Given this, it’s nice that her last adventure with the Doctor is at once so retrospective and so forward-looking, combining loads of classic series montages with a very up-to-date “here’s Sarah Jane adventuring with the present of the show” plot. Davies lets his inner anorak cut loose, working in jokes about Peladon, a reference to the unseen adventure that provides the backstory for Timelash, tries and fails to solve the regeneration limit, and even briefly lampshading the complex relationship between City of Death and Mona Lisa’s Revenge. Anyone coming to this story for the raft of obvious sentimental reasons will find a wealth of exactly what they’re looking for. In particular, the sequence in which Jo and the Doctor make their peace over him not coming back for her is wonderful, giving a satisfying alternative to the vision of post-TARDIS travel mapped out with Sarah Jane back in School Reunion.
But while the story is leavened with all manner of candy for the die-hards, it is first and foremost still a pair of episodes of The Sarah Jane Adventures, and is primarily about succeeding as the story in between The Vault of Secrets and The Empty Planet. Which is, of course, obvious. Everybody involved has played this game before, and gets that you can’t have the guest actors overwhelm the main show. And yet it is worth asking exactly what Death of the Doctor is about as an episode of The Sarah Jane Adventures. Or perhaps more accurately, it’s worth looking at several wrong answers to that question.
It is not, for instance, about death.
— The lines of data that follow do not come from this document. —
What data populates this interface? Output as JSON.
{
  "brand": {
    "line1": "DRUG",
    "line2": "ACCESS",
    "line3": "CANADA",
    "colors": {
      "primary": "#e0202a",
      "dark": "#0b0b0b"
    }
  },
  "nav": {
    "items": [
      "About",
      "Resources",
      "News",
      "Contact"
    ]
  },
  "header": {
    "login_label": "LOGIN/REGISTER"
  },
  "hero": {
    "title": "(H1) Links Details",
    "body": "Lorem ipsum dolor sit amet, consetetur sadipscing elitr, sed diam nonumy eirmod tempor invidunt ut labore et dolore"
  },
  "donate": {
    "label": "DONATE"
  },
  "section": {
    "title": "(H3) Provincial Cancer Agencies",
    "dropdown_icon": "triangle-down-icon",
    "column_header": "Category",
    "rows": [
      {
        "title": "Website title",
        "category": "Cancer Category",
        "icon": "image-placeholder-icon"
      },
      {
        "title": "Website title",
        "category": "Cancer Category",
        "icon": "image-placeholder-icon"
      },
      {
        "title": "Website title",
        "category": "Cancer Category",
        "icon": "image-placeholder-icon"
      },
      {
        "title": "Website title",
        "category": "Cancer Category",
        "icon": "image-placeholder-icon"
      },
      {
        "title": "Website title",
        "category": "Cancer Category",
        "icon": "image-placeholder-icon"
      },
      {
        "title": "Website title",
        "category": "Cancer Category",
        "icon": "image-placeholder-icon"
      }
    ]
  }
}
It plays at that for its first few minutes, but any chance that it’s about the reality of death goes out the window the moment Sarah Jane definitively rejects the possibility that the Doctor is dead. This is actually a bit of an odd and interesting moment: nobody watching either Doctor Who or The Sarah Jane Adventures could possibly actually be so thick as to think that the Doctor is going to just die, and no amount of insisting that there’s proof he has died or that you really have killed him and this is not some sort of trick that is going to be resolved with a robot duplicate can possibly change that. And so the audience is necessarily on Sarah Jane’s side here, in that they know she’s right. And yet Sarah Jane is played as being absolutely pathological here, suddenly judging aliens by appearances and seeming to be mad with grief. It’s not entirely clear how the episode expects this to play out, or even, to be honest, whether Davies has particularly thought about this. (Let’s be honest, it’s exactly the sort of thing he’s classically prone to forgetting about.)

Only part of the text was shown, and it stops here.